CONSEIL MUNICIPAL

COMPTE RENDU DE LA SEANCE DU 15 SEPTEMBRE 2006.

 

SOMMAIRE

 

 

1                    PLAN LOCAL D'URBANISME /                                                                                 

Approbation du Plan Local d'Urbanisme de la commune                          

 

 

2           Inventaire des zones humides et des cours d'eau:                                          

            Décision d'engagement de la procédure d'inventaire

 

 

Relevé de décisions

 

 

 

 

L’an deux mille six, le 15 Septembre à 20h30, le Conseil Municipal de PLUNERET,

convoqué par courrier en date du 5 septembre 2006, s’est réuni en séance publique à la Mairie,

sous la présidence de Monsieur Jean Jacques MEROUR, Maire

Etaient présents : Mmes BELLEGO, CONTAL et RIO adjointes, BAILLY, CHASSING, GALERNE, JACOPIN, JUSTOME, LANGELOTTI,  LECOUFFE, LE DORZE et RABILLER conseillères municipales.

Mes MEROUR, Maire, BILLARD, LE BERRIGAUD et de WIT, adjoints, AILLOUD, BIETRIX, BOUXIN, CELO, LE BRIERO, LE GUENANFF, LE LABOUSSE conseillers municipaux.

Etaient  absents : Mmes ROBY-THOREL conseillère municipale; Mr UNTERSINGER, adjoint et Mr  KERDAL, conseiller municipal.

Pouvoirs : Mme ROBY-THOREL à Mme RIO, Mr UNTERSINGER à Mme CHASSING, Mr KERDAL à Mme BILLARD.

 

Nombre de conseillers en exercice : 26 - Présents : 23  - Votants : 26

 

                                               ___________________________

 

Documents remis sur table

 

-          Pays d'Auray – Programme de deux manifestations :

Le pays d'Auray en fête  - du 20 octobre au 15 novembre 2006

A vos chaussures – les 14 et 15 octobre 2006

 

                                               ___________________________

 

Mr le Maire procède à la vérification du quorum.
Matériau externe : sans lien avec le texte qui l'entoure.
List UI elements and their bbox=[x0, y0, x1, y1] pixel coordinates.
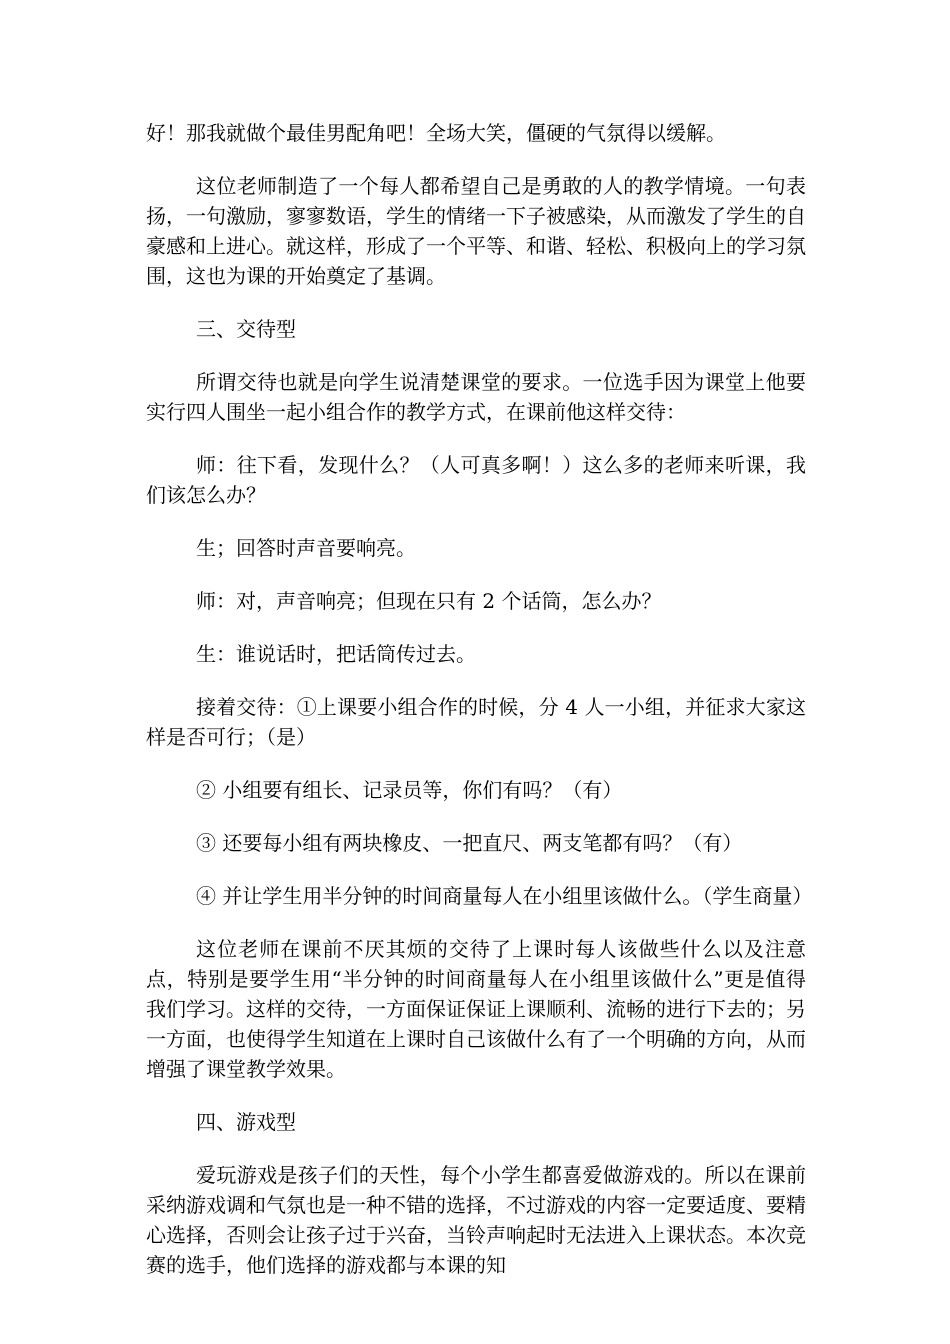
dialogue-teacher-1: 师：往下看，发现什么？（人可真多啊！）这么多的老师来听课，我们该怎么办？ bbox=[146, 453, 806, 507]
section-heading-4: 四、游戏型 bbox=[196, 1110, 296, 1134]
list-item-1: 接着交待：①上课要小组合作的时候，分 4 人一小组，并征求大家这样是否可行；（是） bbox=[146, 695, 806, 749]
document-body bbox=[146, 118, 813, 1303]
section-heading-3: 三、交待型 bbox=[196, 317, 296, 341]
paragraph-analysis-1: 这位老师制造了一个每人都希望自己是勇敢的人的教学情境。一句表扬，一句激励，寥寥数语，学生的情绪一下子被感染，从而激发了学生的自豪感和上进心。就这样，形成了一个平等、和谐、轻松、积极向上的学习氛围，这也为课的开始奠定了基调。 bbox=[146, 174, 806, 288]
paragraph-intro-4: 爱玩游戏是孩子们的天性，每个小学生都喜爱做游戏的。所以在课前采纳游戏调和气氛也是一种不错的选择，不过游戏的内容一定要适度、要精心选择，否则会让孩子过于兴奋，当铃声响起时无法进入上课状态。本次竞赛的选手，他们选择的游戏都与本课的知 bbox=[146, 1163, 806, 1277]
paragraph-analysis-3: 这位老师在课前不厌其烦的交待了上课时每人该做些什么以及注意点，特别是要学生用“半分钟的时间商量每人在小组里该做什么”更是值得我们学习。这样的交待，一方面保证保证上课顺利、流畅的进行下去的；另一方面，也使得学生知道在上课时自己该做什么有了一个明确的方向，从而增强了课堂教学效果。 bbox=[146, 937, 806, 1081]
list-item-4: ④ 并让学生用半分钟的时间商量每人在小组里该做什么。（学生商量） bbox=[196, 884, 813, 908]
paragraph-intro-3: 所谓交待也就是向学生说清楚课堂的要求。一位选手因为课堂上他要实行四人围坐一起小组合作的教学方式，在课前他这样交待： bbox=[146, 370, 806, 424]
list-item-3: ③ 还要每小组有两块橡皮、一把直尺、两支笔都有吗？（有） bbox=[196, 831, 743, 855]
dialogue-teacher-2: 师：对，声音响亮；但现在只有 2 个话筒，怎么办？ bbox=[196, 589, 662, 613]
paragraph-continuation: 好！那我就做个最佳男配角吧！全场大笑，僵硬的气氛得以缓解。 bbox=[146, 121, 726, 145]
list-item-2: ② 小组要有组长、记录员等，你们有吗？（有） bbox=[196, 778, 623, 802]
dialogue-student-1: 生；回答时声音要响亮。 bbox=[196, 536, 416, 560]
dialogue-student-2: 生：谁说话时，把话筒传过去。 bbox=[196, 642, 476, 666]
Le quorum étant atteint, vingt trois membres du conseil physiquement présents, il ouvre la séance.

Il donne connaissance des pouvoirs remis par des élus absents à la présente séance. Trois pouvoirs ont été remis à savoir :

Mme ROBY-THOREL à Mme RIO,  Mr  UNTERSINGER à Mme CHASSING, Mr KERDAL à Mr BILLARD.

Le nombre de votants pour la présente séance est donc de 26 votants.

 

     ______________________

 

Secrétariat de séance

 

Mr le Maire fait appel pour le secrétariat de séance.

Mme RIO se propose.

Le conseil approuve à l’unanimité sa désignation.

 

Participation du Cabinet d’Etude

Mr Jean Pierre FERRAND.

Monsieur le Maire donne connaissance du contenu du document de travail joint à la convocation du Conseil Municipal.

 

Il retrace par une déclaration liminaire les différentes étapes et les contraintes liées  à l’élaboration du Plan Local d’Urbanisme, ainsi que les différents acteurs qui y ont participé :

 

« Nous arrivons au terme d’un processus engagé le 20 mars 1998.

 

            La révision d’un plan d’occupation des Sols permet à une collectivité de se pencher sur l’avenir de son territoire sur le court, le moyen et théoriquement le long terme.

 

            Pour tenter de faire simple la réflexion des élus a porté sur les parts respectives dévolues :

-          à l’urbanisation

-          au développement économique

-          à l’agriculture

-          à la préservation des espaces naturels.

 

Cette réflexion est encadrée par les dispositifs réglementaires :

 

-          Loi Littoral,

-          Loi Solidarité et renouvellement urbain

-          Loi Urbanisme Habitat

-          Loi sur l’assainissement

Pour ne citer que les principales dispositions

 

Mais aussi par la configuration de notre commune :

 

-          Commune littorale du Golfe du Morbihan

-          Bassins versants du Loch et du Sal

 

Par des équipements structurants générant contraintes et servitudes :

 

-          Voie expresse avec sa marge de recul

-          Voies départementales avec également des marges de recul

-          Voie ferrée

 

Par une jurisprudence évolutive des Tribunaux Administratifs sur l’interprétation du droit de l’urbanisme.

 

            Cette réflexion est aussi alimentée par les avis des personnes publiques associées :

 

-          le Préfet du Morbihan

-          le Sous-Préfet de Lorient

-          le Conseil Régional

-          le Conseil Général

-          la chambre d’Agriculture

-          la Chambre des Métiers

-          la Chambre de Commerce et d’Industrie

-          la Section Régionale de conchyliculture de Bretagne Sud

-          le Syndicat Mixte du Pays d’AURAY

-          La Communauté de Communes du Pays d’AURAY

-          Le Syndicat intercommunal d’aménagement du Golfe du Morbihan (SIAGM)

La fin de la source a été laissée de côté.